“What is a charivari?” said I. “Do, pray, enlighten me.”
“Have you been nine months in Canada, and ask that question? Why I thought you knew everything! Well, I will tell you what it is. The charivari is a custom that the Canadians got from the French, in the Lower Province, and a queer custom it is. When an old man marries a young wife, or an old woman a young husband, or two old people, who ought to be thinking of their graves, enter for the second or third time into the holy estate of wedlock, as the priest calls it, all the idle young fellows in the neighborhood meet together to charivari them. For this purpose they disguise themselves, blackening their faces, putting their clothes on hind part before, and wearing horrible masks, with grotesque caps on their head, adorned with cocks' feathers and bells. They then form in a regular body, and proceed to the bridegroom's house, to the sound of tin kettles, horns, and drums, cracked fiddles, and all the discordant instruments they can collect together. Thus equipped, they surround the house where the wedding is held, just at the hour when the happy couple are supposed to be about to retire to rest—beating upon the door with clubs and staves, and demanding of the bridegroom admittance to drink the bride's health, or in lieu there of to receive a certain sum of money to treat the band at the nearest tavern.
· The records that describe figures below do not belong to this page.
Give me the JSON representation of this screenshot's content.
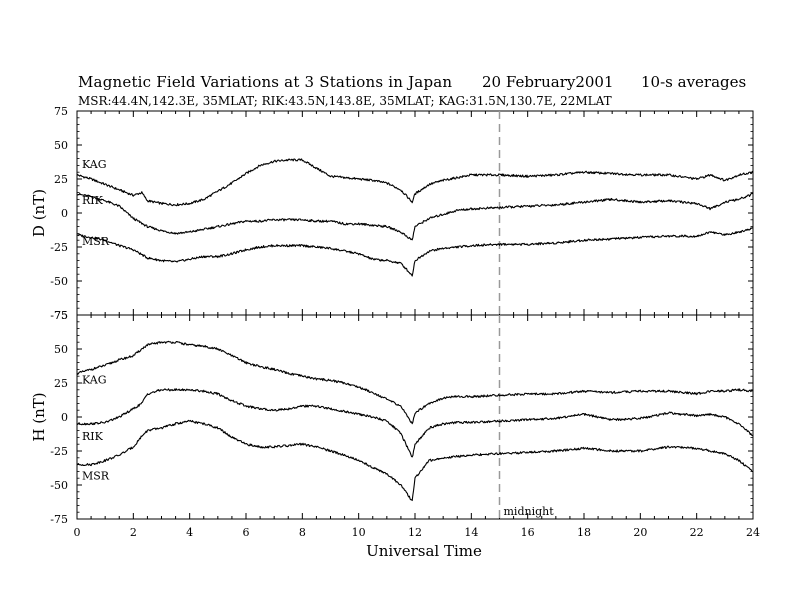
{
  "header": {
    "title": "Magnetic Field Variations at 3 Stations in Japan",
    "date": "20 February2001",
    "averaging": "10-s averages",
    "stations_line": "MSR:44.4N,142.3E, 35MLAT;  RIK:43.5N,143.8E, 35MLAT;  KAG:31.5N,130.7E, 22MLAT"
  },
  "chart_data": [
    {
      "type": "line",
      "ylabel": "D (nT)",
      "ylim": [
        -75,
        75
      ],
      "yticks": [
        "75",
        "50",
        "25",
        "0",
        "-25",
        "-50",
        "-75"
      ],
      "series": [
        {
          "name": "KAG",
          "x": [
            0,
            0.5,
            1,
            1.5,
            2,
            2.3,
            2.5,
            3,
            3.5,
            4,
            4.5,
            5,
            5.5,
            6,
            6.5,
            7,
            7.5,
            8,
            8.5,
            9,
            9.5,
            10,
            10.5,
            11,
            11.5,
            11.9,
            12,
            12.5,
            13,
            13.5,
            14,
            15,
            16,
            17,
            18,
            19,
            20,
            21,
            22,
            22.5,
            23,
            23.5,
            24
          ],
          "y": [
            28,
            25,
            21,
            17,
            13,
            15,
            9,
            7,
            6,
            7,
            10,
            16,
            22,
            29,
            35,
            38,
            39,
            39,
            33,
            27,
            26,
            25,
            24,
            22,
            17,
            8,
            14,
            21,
            24,
            26,
            28,
            28,
            27,
            28,
            30,
            29,
            28,
            28,
            25,
            28,
            24,
            28,
            30
          ]
        },
        {
          "name": "RIK",
          "x": [
            0,
            0.5,
            1,
            1.5,
            2,
            2.5,
            3,
            3.5,
            4,
            4.5,
            5,
            5.5,
            6,
            6.5,
            7,
            7.5,
            8,
            8.5,
            9,
            9.5,
            10,
            10.5,
            11,
            11.5,
            11.9,
            12,
            12.5,
            13,
            13.5,
            14,
            15,
            16,
            17,
            18,
            19,
            20,
            21,
            22,
            22.5,
            23,
            23.5,
            24
          ],
          "y": [
            14,
            12,
            9,
            5,
            -4,
            -10,
            -13,
            -15,
            -14,
            -12,
            -10,
            -8,
            -6,
            -6,
            -5,
            -5,
            -5,
            -6,
            -6,
            -8,
            -8,
            -9,
            -10,
            -14,
            -20,
            -10,
            -4,
            -1,
            2,
            3,
            4,
            5,
            6,
            8,
            10,
            8,
            9,
            7,
            3,
            8,
            10,
            14
          ]
        },
        {
          "name": "MSR",
          "x": [
            0,
            0.5,
            1,
            1.5,
            2,
            2.5,
            3,
            3.5,
            4,
            4.5,
            5,
            5.5,
            6,
            6.5,
            7,
            7.5,
            8,
            8.5,
            9,
            9.5,
            10,
            10.5,
            11,
            11.5,
            11.9,
            12,
            12.5,
            13,
            13.5,
            14,
            15,
            16,
            17,
            18,
            19,
            20,
            21,
            22,
            22.5,
            23,
            23.5,
            24
          ],
          "y": [
            -16,
            -18,
            -20,
            -24,
            -27,
            -33,
            -35,
            -36,
            -34,
            -32,
            -32,
            -30,
            -27,
            -25,
            -24,
            -24,
            -24,
            -25,
            -26,
            -28,
            -30,
            -34,
            -35,
            -37,
            -46,
            -35,
            -28,
            -26,
            -25,
            -24,
            -23,
            -23,
            -22,
            -20,
            -19,
            -18,
            -17,
            -17,
            -14,
            -16,
            -14,
            -11
          ]
        }
      ]
    },
    {
      "type": "line",
      "ylabel": "H (nT)",
      "xlabel": "Universal Time",
      "ylim": [
        -75,
        75
      ],
      "xlim": [
        0,
        24
      ],
      "yticks": [
        "75",
        "50",
        "25",
        "0",
        "-25",
        "-50",
        "-75"
      ],
      "xticks": [
        "0",
        "2",
        "4",
        "6",
        "8",
        "10",
        "12",
        "14",
        "16",
        "18",
        "20",
        "22",
        "24"
      ],
      "annotation": {
        "text": "midnight",
        "x": 15
      },
      "series": [
        {
          "name": "KAG",
          "x": [
            0,
            0.5,
            1,
            1.5,
            2,
            2.3,
            2.5,
            3,
            3.5,
            4,
            4.5,
            5,
            5.5,
            6,
            6.5,
            7,
            7.5,
            8,
            8.5,
            9,
            9.5,
            10,
            10.5,
            11,
            11.5,
            11.9,
            12,
            12.5,
            13,
            13.5,
            14,
            15,
            16,
            17,
            18,
            19,
            20,
            21,
            22,
            22.5,
            23,
            23.5,
            24
          ],
          "y": [
            32,
            35,
            38,
            42,
            45,
            50,
            53,
            55,
            55,
            53,
            52,
            50,
            45,
            40,
            37,
            35,
            32,
            30,
            28,
            27,
            25,
            22,
            18,
            13,
            8,
            -5,
            3,
            10,
            14,
            15,
            15,
            16,
            17,
            17,
            19,
            18,
            19,
            19,
            17,
            19,
            19,
            20,
            19
          ]
        },
        {
          "name": "RIK",
          "x": [
            0,
            0.5,
            1,
            1.5,
            2,
            2.3,
            2.5,
            3,
            3.5,
            4,
            4.5,
            5,
            5.5,
            6,
            6.5,
            7,
            7.5,
            8,
            8.5,
            9,
            9.5,
            10,
            10.5,
            11,
            11.5,
            11.9,
            12,
            12.5,
            13,
            13.5,
            14,
            15,
            16,
            17,
            18,
            19,
            20,
            21,
            22,
            22.5,
            23,
            23.5,
            24
          ],
          "y": [
            -5,
            -5,
            -4,
            0,
            6,
            10,
            17,
            20,
            20,
            20,
            19,
            17,
            12,
            8,
            6,
            5,
            6,
            8,
            8,
            6,
            4,
            2,
            0,
            -3,
            -12,
            -30,
            -20,
            -8,
            -5,
            -4,
            -4,
            -3,
            -2,
            -1,
            2,
            -2,
            -1,
            3,
            1,
            2,
            0,
            -5,
            -14
          ]
        },
        {
          "name": "MSR",
          "x": [
            0,
            0.5,
            1,
            1.5,
            2,
            2.3,
            2.5,
            3,
            3.5,
            4,
            4.5,
            5,
            5.5,
            6,
            6.5,
            7,
            7.5,
            8,
            8.5,
            9,
            9.5,
            10,
            10.5,
            11,
            11.5,
            11.9,
            12,
            12.5,
            13,
            13.5,
            14,
            15,
            16,
            17,
            18,
            19,
            20,
            21,
            22,
            22.5,
            23,
            23.5,
            24
          ],
          "y": [
            -35,
            -35,
            -32,
            -28,
            -22,
            -14,
            -10,
            -8,
            -5,
            -3,
            -5,
            -8,
            -15,
            -20,
            -22,
            -22,
            -21,
            -20,
            -22,
            -25,
            -28,
            -32,
            -37,
            -42,
            -50,
            -62,
            -45,
            -32,
            -30,
            -29,
            -28,
            -27,
            -26,
            -25,
            -23,
            -25,
            -25,
            -22,
            -23,
            -25,
            -27,
            -32,
            -40
          ]
        }
      ]
    }
  ]
}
“If the bridegroom refuses to appear and grant their request, they commence the horrible din you hear, firing guns charged with peas against the doors and windows, rattling old pots and kettles, and abusing him for his stinginess in no measured terms. Sometimes they break open the doors, and seize upon the bridegroom; and he may esteem himself a very fortunate man, under such circumstances, if he escapes being ridden upon a rail, tarred and feathered, and otherwise maltreated. I have known many fatal accidents arise out of an imprudent refusal to satisfy the demands of the assailants. People have even lost their lives in the fray; and I think the government should interfere, and put down these riotous meetings. Surely, it is very hard, that an old man cannot marry a young gal, if she is willing to take him, without asking the leave of such a rabble as that. What right have they to interfere with his private affairs?”
“What, indeed?” said I, feeling a truly British indignation at such a lawless infringement upon the natural rights of man.
“I remember,” continued Mrs. O——, who had got fairly started upon a favorite subject, “a scene of this kind, that was acted two years ago, at ——, when old Mr. P—— took his third wife. He was a very rich storekeeper, and had made during the war a great deal of money. He felt lonely in his old age, and married a young, handsome widow, to enliven his house. The lads in the village were determined to make him pay for his frolic. This got wind, and Mr. P—— was advised to spend the honeymoon in Toronto; but he only laughed, and said that 'he was not going to be frightened from his comfortable home by the threats of a few wild boys.' In the morning, he was married at the church, and spent the day at home, where he entertained a large party of his own and the bride's friends. During the evening, all the idle chaps in the town collected round the house, headed by a mad young bookseller, who had offered himself for their captain, and, in the usual forms, demanded a sight of the bride, and liquor to drink her health. They were very good-naturedly received by Mr. P——, who sent a friend down to them to bid them welcome, and to inquire on what terms they would consent to let him off, and disperse.
“The captain of the band demanded sixty dollars, as he, Mr. P——, could well afford to pay it.
“'That's too much, my fine fellows!' cried Mr. P—— from the open window. 'Say twenty-five, and I will send you down a cheque upon the bank of Montreal for the money.'
“'Thirty! thirty! thirty! old boy!' roared a hundred voices. 'Your wife's worth that. Down with the cash, and we will give you three cheers, and three times three for the bride, and leave you to sleep in peace. If you hang back, we will raise such a 'larum about your ears that you shan't know that your wife's your own for a month to come!'
“'I'll give you twenty-five,' remonstrated the bridegroom, not the least alarmed at their threats, and laughing all the time in his sleeve.
“'Thirty; not one copper less!' Here they gave him such a salute of diabolical sounds that he ran from the window with his hands to his ears, and his friend came down stairs to the verandah, and gave them the sum they required. They did not expect that the old man would have been so liberal, and they gave him the 'Hip, hip, hip hurrah!' in fine style, and marched off the finish the night and spend the money at the tavern.”